Между разноцветными столиками вразрез буйному танцу осколков солнца медленно проплыла официантка. Ее желтое платье сияло. Пока официантка за стойкой, в потушенном тенью платье, дергая длинные ручки кофеваренной машины, приготовляла кофе, женщина огляделась. У входа в кафе за черным столом, затопленным солнцем, сидел высокий лысый старик с гладкобритым лицом и не мигая смотрел перед собой. Глаза его виднелись как сквозь жалюзи, а все лицо казалось запертым на замок. Может быть, он спал, сузив глаза. Или думал о прошлом. Или о будущем. Перед ним в черном сиянии стола стоял высокий пустой бокал.
В дальнем углу, в тени, за красным столом — лицом к раскрытому окну — сидел светловолосый мужчина и читал газету. Закатанные рукава его белой рубашки и распахнутый воротник открывали загорелые руки и шею.

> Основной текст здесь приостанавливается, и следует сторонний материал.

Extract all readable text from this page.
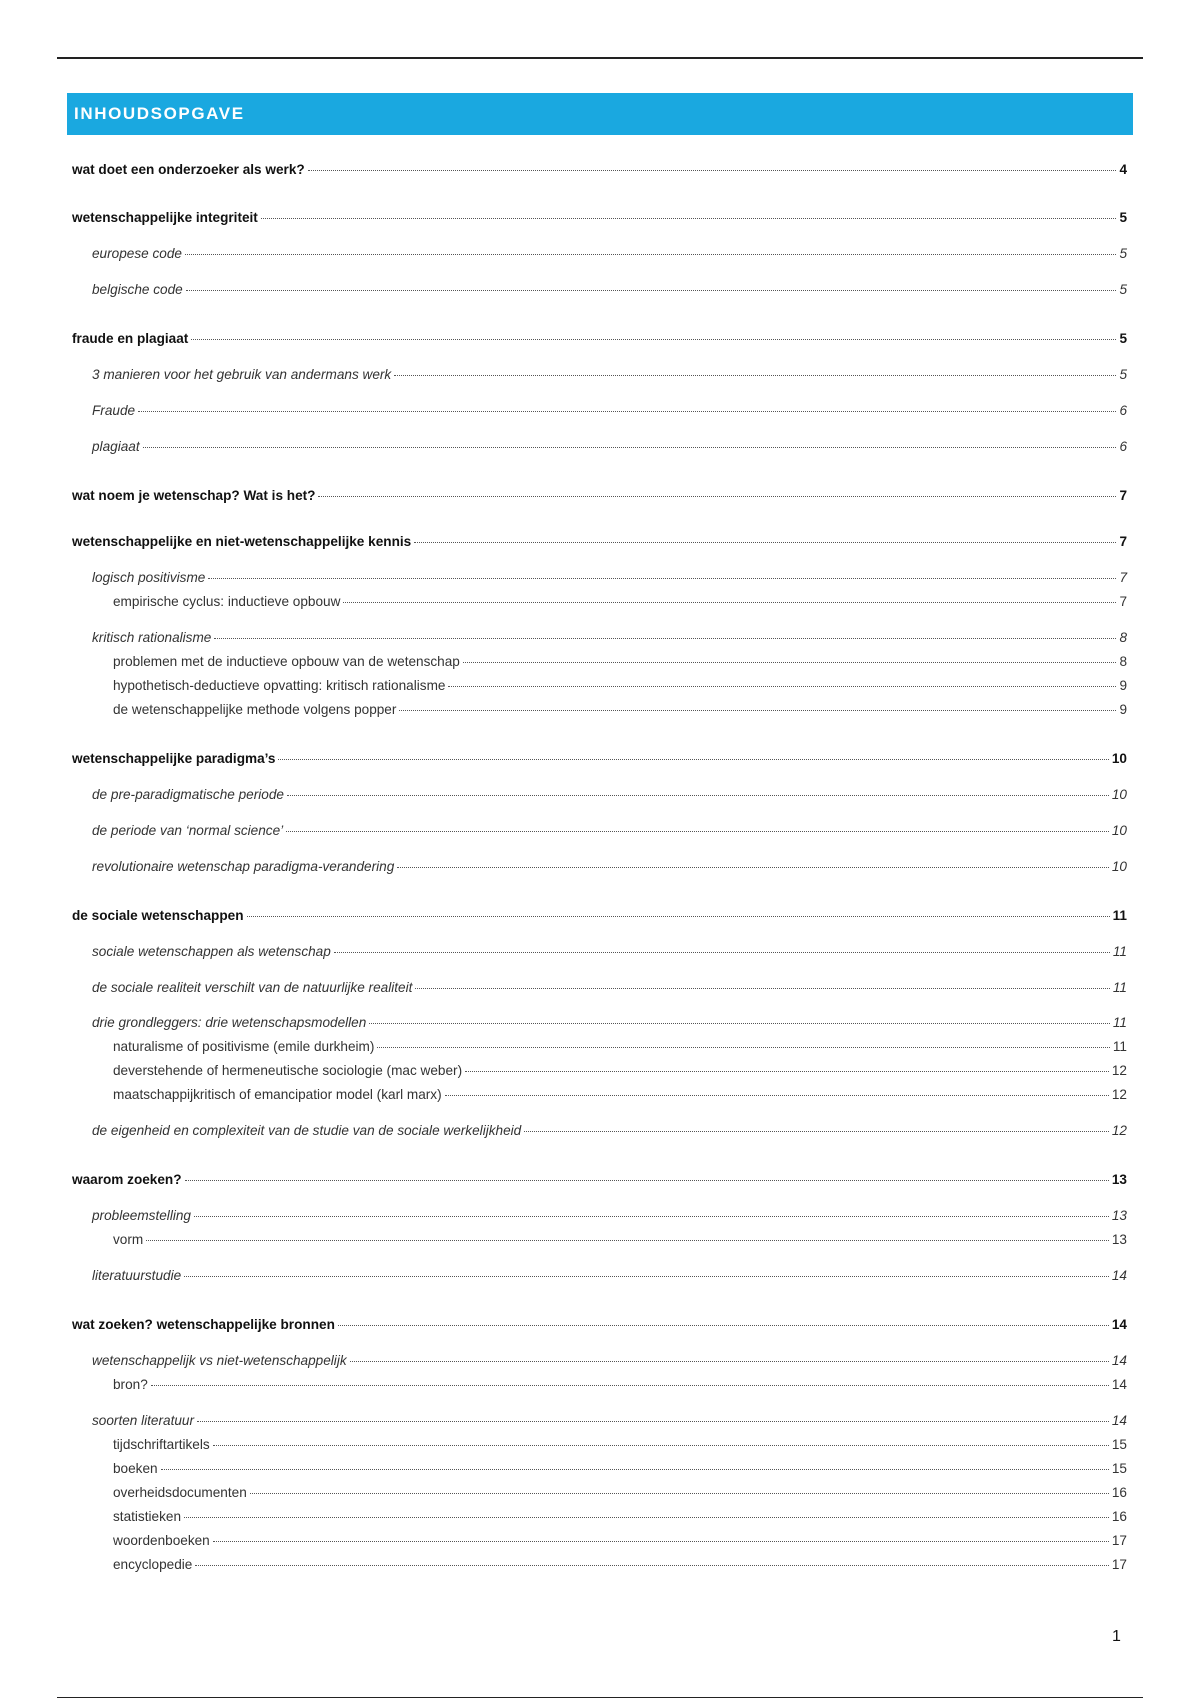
INHOUDSOPGAVE
wat doet een onderzoeker als werk?	4
wetenschappelijke integriteit	5
europese code	5
belgische code	5
fraude en plagiaat	5
3 manieren voor het gebruik van andermans werk	5
Fraude	6
plagiaat	6
wat noem je wetenschap? Wat is het?	7
wetenschappelijke en niet-wetenschappelijke kennis	7
logisch positivisme	7
empirische cyclus: inductieve opbouw	7
kritisch rationalisme	8
problemen met de inductieve opbouw van de wetenschap	8
hypothetisch-deductieve opvatting: kritisch rationalisme	9
de wetenschappelijke methode volgens popper	9
wetenschappelijke paradigma’s	10
de pre-paradigmatische periode	10
de periode van ‘normal science’	10
revolutionaire wetenschap paradigma-verandering	10
de sociale wetenschappen	11
sociale wetenschappen als wetenschap	11
de sociale realiteit verschilt van de natuurlijke realiteit	11
drie grondleggers: drie wetenschapsmodellen	11
naturalisme of positivisme (emile durkheim)	11
deverstehende of hermeneutische sociologie (mac weber)	12
maatschappijkritisch of emancipatior model (karl marx)	12
de eigenheid en complexiteit van de studie van de sociale werkelijkheid	12
waarom zoeken?	13
probleemstelling	13
vorm	13
literatuurstudie	14
wat zoeken? wetenschappelijke bronnen	14
wetenschappelijk vs niet-wetenschappelijk	14
bron?	14
soorten literatuur	14
tijdschriftartikels	15
boeken	15
overheidsdocumenten	16
statistieken	16
woordenboeken	17
encyclopedie	17
1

Перед ним на красной поверхности стояли несколько пустых чашек из-под кофе, сковородка из-под яичницы и три крошечных рюмки — две пустых, одна наполовину — с очень зеленой жидкостью, наверное ликером. С двумя чашками дымящегося, щекочущего кос кофе, ступая медленно и осторожно, переводя взгляд с одной дрожащей черной поверхности на другую, женщина шла между разноцветными столами. Она шла к красному столу, где сидел мужчина с газетой. Ей нравился этот столик. Сев туда, в дальний угол возле окна, она, оставаясь в тени, сможет видеть и буйную игру солнца в кафе, и до крыш полную солнцем полуденную улицу.
Все равно мужчина — судя по пустой посуде, по первой странице, какую читал, по тому, как сидел на краешке стула, — собирался вот-вот уйти.
— Свободно? — спросила женщина и чуть раньше, чем мужчина, не оторвавшись от газеты, сказал: «Да, да», — поставила обе чашки на красную блестящую поверхность стола.
Кофе был горячим и крепким. Безлюдная улица истекала солнцем.
И возникла та же простенькая мелодия, совсем близко. Кто включил музыкальный автомат на возвышении? Старик у входа не шевелился, официантка, собрав со стола посуду, давно ушла из зала, мужчина, сидящий напротив нее, шуршал газетой, должно быть складывал, собираясь уйти.
Вот к простенькой спокойной мелодии подбираются бубенцы или колокольцы — высокие дрожащие слабые звуки, — она еще сама по себе, не слышит их, низка и протяжна, а они дрожат, рвутся к ней, манят за собою, и уже она пошла вверх медленно, быстрее и догнала их, звенит с ними, обогнала, дрожит и звенит очень высоко, на самом пределе звука, и опять этот обвал, тишина… И опять этот насмешливый мудрый покой.
Кружится, кружится, опускается, поднимается и нигде не ложится на асфальт тополиный пух…
Тополиный пух — тополиный смех.
Это горький мед и веселый стон.
И февральский гром, и июльский снег,
Это плач сквозь смех.
Это буйный стон,
Тополиный след — тополиный смех… —
сложила вдруг женщина.
— Что? — спросил мужчина.
Должно быть, она что-то сказала вслух. Мужчина вынул ложкой пушинку из рюмки, допил ликер и придвинул женщине раскрытую пачку сигарет.
— Я не курю, — сказала женщина. Она смотрела на улицу. — Днем в этом кафе никто не курит.